Will Coviello interviews the actor whose one-man show about his life as an illegal immigrant comes to Southern Rep

March 11

Intringulis

8 p.m. Fri.-Sat.; 3 p.m. Sun.; through March 23

Southern Rep, The Shops at Canal Place, 333 Canal St., third floor, 522-6545; www.southernrep.com

Tickets $20 preview (Friday), $50 opening night (Saturday), $29 Wed., Thu. and Sun., $35 Fri.-Sat.

click to enlarge Carlo Alban sings in his one-man show Intringulis
  • Carlo Alban sings in his one-man show Intringulis

Among the challenges of trying to enforce strict anti-immigration laws is the fact that undocumented immigrants are everywhere. Even on Sesame Street.

  "I was hiding in plain sight," says Carlo Alban, who appeared as "Carlo" on the children's program for four years. "I was scared of getting caught, afraid of getting fired and humiliated."
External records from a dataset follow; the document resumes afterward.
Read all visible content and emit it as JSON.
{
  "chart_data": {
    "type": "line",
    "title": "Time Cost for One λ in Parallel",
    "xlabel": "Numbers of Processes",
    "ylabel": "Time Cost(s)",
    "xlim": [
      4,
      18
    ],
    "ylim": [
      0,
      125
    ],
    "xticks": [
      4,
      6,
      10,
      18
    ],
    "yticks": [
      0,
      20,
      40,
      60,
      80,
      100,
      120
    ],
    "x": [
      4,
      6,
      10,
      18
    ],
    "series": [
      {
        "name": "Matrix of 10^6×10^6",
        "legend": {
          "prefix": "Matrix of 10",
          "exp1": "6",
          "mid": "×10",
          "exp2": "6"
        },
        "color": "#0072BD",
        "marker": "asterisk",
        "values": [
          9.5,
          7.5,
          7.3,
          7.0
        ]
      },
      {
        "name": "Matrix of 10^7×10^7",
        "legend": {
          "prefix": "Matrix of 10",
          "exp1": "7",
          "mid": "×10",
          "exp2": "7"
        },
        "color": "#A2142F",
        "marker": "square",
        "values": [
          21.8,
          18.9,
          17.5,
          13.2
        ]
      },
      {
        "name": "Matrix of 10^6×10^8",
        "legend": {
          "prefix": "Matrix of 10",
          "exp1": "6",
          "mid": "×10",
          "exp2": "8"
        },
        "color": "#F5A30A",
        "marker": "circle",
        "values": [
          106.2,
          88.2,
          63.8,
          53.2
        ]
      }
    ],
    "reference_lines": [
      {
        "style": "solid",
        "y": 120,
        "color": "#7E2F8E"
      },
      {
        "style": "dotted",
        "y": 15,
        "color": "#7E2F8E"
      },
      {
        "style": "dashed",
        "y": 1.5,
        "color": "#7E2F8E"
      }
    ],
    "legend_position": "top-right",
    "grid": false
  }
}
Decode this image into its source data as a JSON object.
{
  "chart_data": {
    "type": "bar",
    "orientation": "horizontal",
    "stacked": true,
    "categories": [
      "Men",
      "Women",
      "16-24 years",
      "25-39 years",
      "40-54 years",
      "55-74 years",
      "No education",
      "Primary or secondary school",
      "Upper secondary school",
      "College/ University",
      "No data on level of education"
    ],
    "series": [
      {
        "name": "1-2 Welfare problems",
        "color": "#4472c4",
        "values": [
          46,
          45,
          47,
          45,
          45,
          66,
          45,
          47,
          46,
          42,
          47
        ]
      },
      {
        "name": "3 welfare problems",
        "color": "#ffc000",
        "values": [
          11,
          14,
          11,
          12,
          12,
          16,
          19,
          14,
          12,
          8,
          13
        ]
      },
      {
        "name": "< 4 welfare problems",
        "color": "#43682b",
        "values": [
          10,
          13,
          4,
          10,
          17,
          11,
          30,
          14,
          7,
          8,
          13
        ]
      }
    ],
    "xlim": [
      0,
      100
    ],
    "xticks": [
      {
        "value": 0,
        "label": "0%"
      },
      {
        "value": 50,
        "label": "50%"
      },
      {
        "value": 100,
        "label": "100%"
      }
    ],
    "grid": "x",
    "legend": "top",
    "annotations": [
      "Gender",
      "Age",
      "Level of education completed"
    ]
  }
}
  As bizarre as it sounds, Alban became a successful child actor while his family concealed its undocumented status, having entered the country on a tourist visa and stayed. Alban eventually graduated to an acting career in stage and film. He's appeared on Law & Order, Oz, Strangers With Candy and in many other TV programs and films. Since 2004, he's been working on the one-man show Intringulis, which opens at Southern Rep this week.

  The show recounts his life as an undocumented immigrant, from entering the United States at age 7 to becoming a citizen in his mid-20s (in 2006).

  "I've always wanted to tell this story," he says. "I grew up in fear. There's always that impulse. I feel like I have the right to tell this story."

  Alban's family is from Ecuador. They visited his mother's sister, a legal immigrant, in California in the late 1980s and never left. After four years, the family moved to New Jersey, where his father had been offered a job. Shortly afterward, he went to his first audition, somewhat by accident.

  Alban and his brother were visiting cousins who were auditioning for roles in the musical Oliver!, and they went along to watch. Both brothers were encouraged to audition, and Carlo was cast as Oliver.

  "I can remember it perfectly," he says. "I was hunched over getting ready to sing 'Food, Glorious Food.' My heart was pounding waiting for the curtain to come up. And the next thing I remember the curtain came down, it was all over, and we were all screaming and jumping around. I fell in love."

  One of the show's producers encouraged him to start auditioning in New York City, and Alban was both interested and cautious. Any investigation of their fake Social Security numbers or green cards could expose them. But two years later, he joined the cast of Sesame Street as Carlo.

  "There's something very special about that show," he says. "I joined on the 25th anniversary season. It's really a big family; it's a very grounded place. I was scared, but I felt lucky to be there."

  He's spent much of the past five years developing Intringulis at LABrynth Theater Company in New York. Alban plays himself and other people he has encountered, and he sings some Latin protest songs. It's the only time he's played guitar on stage.

  "The catalyst (for the show) came in 2004, when my mom heard me playing guitar," he says. His mother responded by playing a tape for him of Joan Baez singing a Mexican folk song. Alban started listing to folk and protest songs more carefully, and he heard similar messages about civil rights and human rights from both North and South America. Music helps ground the show, he says, partially because it had a strong presence at home.

  "My mom was afraid we wouldn't speak Spanish," he says. "But there was always music around our house."